The direct children (genera in this case) of _Pinaceae_ using NCBI data:
```r
children("Pinaceae", db = "ncbi")
#> $Pinaceae
#> childtaxa_id childtaxa_name childtaxa_rank
#> 1 123600 Nothotsuga genus
#> 2 64685 Cathaya genus
#> 3 3358 Tsuga genus
#> 4 3356 Pseudotsuga genus
#> 5 3354 Pseudolarix genus
#> 6 3337 Pinus genus
#> 7 3328 Picea genus
#> 8 3325 Larix genus
#> 9 3323 Keteleeria genus
#> 10 3321 Cedrus genus
#> 11 3319 Abies genus
#>
#> attr(,"class")
#> [1] "children"
#> attr(,"db")
#> [1] "ncbi"
```
## Get NCBI ID from GenBank Ids
With accession numbers
```r
genbank2uid(id = 'AJ748748')
#> [[1]]
#> [1] "282199"
#> attr(,"class")
#> [1] "uid"
#> attr(,"match")
#> [1] "found"
#> attr(,"multiple_matches")
#> [1] FALSE
#> attr(,"pattern_match")
#> [1] FALSE
#> attr(,"uri")
#> [1] "https://www.ncbi.nlm.nih.gov/taxonomy/282199"
#> attr(,"name")
#> [1] "Nereida ignava 16S rRNA gene, type strain 2SM4T"
```
With gi numbers
```r
genbank2uid(id = 62689767)
#> [[1]]
#> [1] "282199"
#> attr(,"class")
#> [1] "uid"
#> attr(,"match")
#> [1] "found"
#> attr(,"multiple_matches")
#> [1] FALSE
#> attr(,"pattern_match")
#> [1] FALSE
#> attr(,"uri")
#> [1] "https://www.ncbi.nlm.nih.gov/taxonomy/282199"
#> attr(,"name")
#> [1] "Nereida ignava 16S rRNA gene, type strain 2SM4T"
```
## Matching species tables with different taxonomic resolution
Biologist often need to match different sets of data tied to species. For example, trait-based approaches are a promising tool in ecology. One problem is that abundance data must be matched with trait databases. These two data tables may contain species information on different taxonomic levels and possibly data must be aggregated to a joint taxonomic level, so that the data can be merged. taxize can help in this data-cleaning step, providing a reproducible workflow:
We can use the mentioned `classification`-function to retrieve the taxonomic hierarchy and then search the hierarchies up- and downwards for matches.

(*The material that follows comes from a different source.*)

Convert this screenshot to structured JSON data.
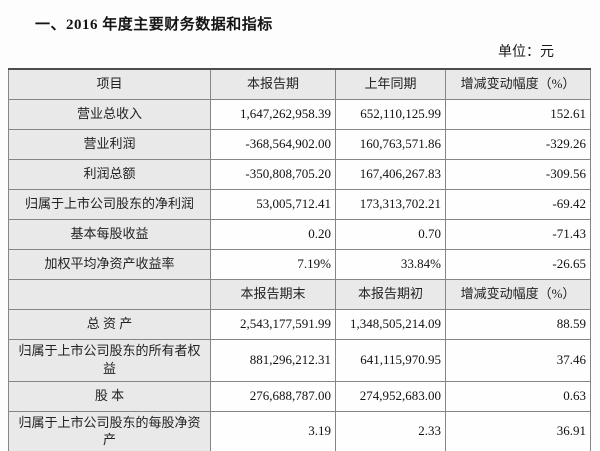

Here is an example to match a species with names on three different taxonomic levels.
```r
A <- "gammarus roeseli"
B1 <- "gammarus roeseli"
B2 <- "gammarus"
B3 <- "gammaridae"
A_clas <- classification(A, db = 'ncbi')
#> ══ 1 queries ═══════════════
#> ✔ Found: gammarus+roeseli
#> ══ Results ═════════════════
#>
#> ● Total: 1
#> ● Found: 1
#> ● Not Found: 0
B1_clas <- classification(B1, db = 'ncbi')
#> ══ 1 queries ═══════════════
#> ✔ Found: gammarus+roeseli
#> ══ Results ═════════════════
#>
#> ● Total: 1
#> ● Found: 1
#> ● Not Found: 0
B2_clas <- classification(B2, db = 'ncbi')
#> ══ 1 queries ═══════════════
#> ✔ Found: gammarus
#> ══ Results ═════════════════
#>
#> ● Total: 1
#> ● Found: 1
#> ● Not Found: 0
B3_clas <- classification(B3, db = 'ncbi')
#> ══ 1 queries ═══════════════
#> ✔ Found: gammaridae
#> ══ Results ═════════════════
#>
#> ● Total: 1
#> ● Found: 1
#> ● Not Found: 0
B1[match(A, B1)]
#> [1] "gammarus roeseli"
A_clas[[1]]$rank[tolower(A_clas[[1]]$name) %in% B2]
#> [1] "genus"
A_clas[[1]]$rank[tolower(A_clas[[1]]$name) %in% B3]
#> [1] "family"
```
If we find a direct match (here *Gammarus roeseli*), we are lucky. But we can also match Gammaridae with *Gammarus roeseli*, but on a lower taxonomic level. A more comprehensive and realistic example (matching a trait table with an abundance table) is given in the vignette on matching.